Looking up, silhouetted against the lamps and energy gun-flares of the soldiers high above, I saw Nakasu, with Abby’s little feet sticking out of the side of his mouth. I was horrified only a moment, until I realized what he was doing. He had understood what she had said about being battered against the sides.
When his body caromed off the side of the metal railing, or struck a projection in that narrow well down which we dropped, he curled into a ball, and his thick, tough rhino-hide absorbed the blow. She was covered in spit, and how she was breathing I did not know, but she was not being battered to death. On second thought, I know how she was breathing, because she had a porcelain monkey mask.

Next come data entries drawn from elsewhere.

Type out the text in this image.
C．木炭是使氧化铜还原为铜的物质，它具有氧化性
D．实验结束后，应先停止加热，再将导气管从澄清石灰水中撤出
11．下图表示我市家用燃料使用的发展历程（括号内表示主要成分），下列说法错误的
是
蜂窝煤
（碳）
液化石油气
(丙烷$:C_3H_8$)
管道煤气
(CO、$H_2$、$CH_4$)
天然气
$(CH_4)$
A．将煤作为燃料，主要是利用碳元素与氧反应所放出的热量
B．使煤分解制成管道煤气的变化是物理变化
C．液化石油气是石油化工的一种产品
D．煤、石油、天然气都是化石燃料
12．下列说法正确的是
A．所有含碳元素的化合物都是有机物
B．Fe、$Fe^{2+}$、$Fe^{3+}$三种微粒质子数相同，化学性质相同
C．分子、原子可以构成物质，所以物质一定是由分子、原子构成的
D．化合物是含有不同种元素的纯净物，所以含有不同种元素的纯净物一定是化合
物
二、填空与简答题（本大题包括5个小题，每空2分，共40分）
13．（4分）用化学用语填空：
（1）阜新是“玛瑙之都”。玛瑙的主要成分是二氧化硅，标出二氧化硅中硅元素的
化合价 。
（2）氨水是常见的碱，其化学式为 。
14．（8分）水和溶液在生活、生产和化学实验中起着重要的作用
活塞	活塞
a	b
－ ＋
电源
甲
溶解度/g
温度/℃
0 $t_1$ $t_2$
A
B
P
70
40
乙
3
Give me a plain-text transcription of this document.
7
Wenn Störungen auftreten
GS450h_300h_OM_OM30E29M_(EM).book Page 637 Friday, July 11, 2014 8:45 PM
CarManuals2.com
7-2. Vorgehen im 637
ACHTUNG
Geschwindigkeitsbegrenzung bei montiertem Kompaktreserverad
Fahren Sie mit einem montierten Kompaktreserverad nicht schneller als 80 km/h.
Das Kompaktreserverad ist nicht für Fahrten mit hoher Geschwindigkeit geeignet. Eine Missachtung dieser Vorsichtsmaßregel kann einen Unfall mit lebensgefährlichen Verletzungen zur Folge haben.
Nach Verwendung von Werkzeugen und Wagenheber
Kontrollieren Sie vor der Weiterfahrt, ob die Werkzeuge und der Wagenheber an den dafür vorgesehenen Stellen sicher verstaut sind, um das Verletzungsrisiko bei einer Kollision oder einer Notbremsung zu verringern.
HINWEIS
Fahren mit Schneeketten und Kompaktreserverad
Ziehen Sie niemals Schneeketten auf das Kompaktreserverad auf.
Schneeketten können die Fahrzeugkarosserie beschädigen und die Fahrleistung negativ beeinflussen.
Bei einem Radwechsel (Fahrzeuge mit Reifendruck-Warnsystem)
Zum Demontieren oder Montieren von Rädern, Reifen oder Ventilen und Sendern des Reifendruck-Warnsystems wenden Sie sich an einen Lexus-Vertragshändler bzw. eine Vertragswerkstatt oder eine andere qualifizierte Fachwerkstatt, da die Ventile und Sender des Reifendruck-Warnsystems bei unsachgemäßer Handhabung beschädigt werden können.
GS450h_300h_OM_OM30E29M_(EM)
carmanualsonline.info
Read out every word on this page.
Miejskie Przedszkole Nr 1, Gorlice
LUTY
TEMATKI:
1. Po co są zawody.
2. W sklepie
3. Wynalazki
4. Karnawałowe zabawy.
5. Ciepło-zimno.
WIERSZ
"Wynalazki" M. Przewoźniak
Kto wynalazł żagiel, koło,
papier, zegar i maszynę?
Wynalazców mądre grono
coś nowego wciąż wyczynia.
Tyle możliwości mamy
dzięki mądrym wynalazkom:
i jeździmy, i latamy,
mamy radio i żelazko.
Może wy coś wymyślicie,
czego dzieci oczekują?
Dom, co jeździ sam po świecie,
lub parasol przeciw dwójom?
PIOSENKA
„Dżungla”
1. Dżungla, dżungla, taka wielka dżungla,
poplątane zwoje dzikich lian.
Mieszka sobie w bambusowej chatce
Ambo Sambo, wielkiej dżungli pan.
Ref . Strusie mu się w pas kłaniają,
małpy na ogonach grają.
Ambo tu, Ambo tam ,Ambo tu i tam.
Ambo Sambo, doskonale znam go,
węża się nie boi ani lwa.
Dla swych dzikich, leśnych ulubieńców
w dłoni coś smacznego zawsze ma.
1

Ossifrage, head downward, was hanging behind and above us, waving his hands in small, delicate gestures, his wide hems of his camel-hair coat flapping like wings around him.
Behind and above him, I saw men in bronze helmets, looking downward. I saw the lights of lamps and then the brighter lights of their energy weapons.
I put out my hands, slapping the walls of the stairwell sliding by. This slowed my motion and made me tumble, but Ossifrage must have seen, despite the darkness and gloom, what I was trying to do, because air swirled around me, and then I was behind and above the whole group.
My white mantle was a big hunk of fabric, and I am sure it messed up the aim of the soldiers.
Shockingly hot lances of fire struck my back, but none of them, at that range, passed all the way through me, and the mortals underneath me were not hit. I was a little surprised that the pain made me black out.
I thought I was tougher than that.
3. Above the Cistern Lake
I woke groaning. “What the heck is the point of being unable to die, if a little bit of pain can make you faint anyway? What a stupid, stupid superpower. Why can’t I have flight, or super-eating, or a talking bird?” I groped around for the shortsword I had been carrying, but it was gone.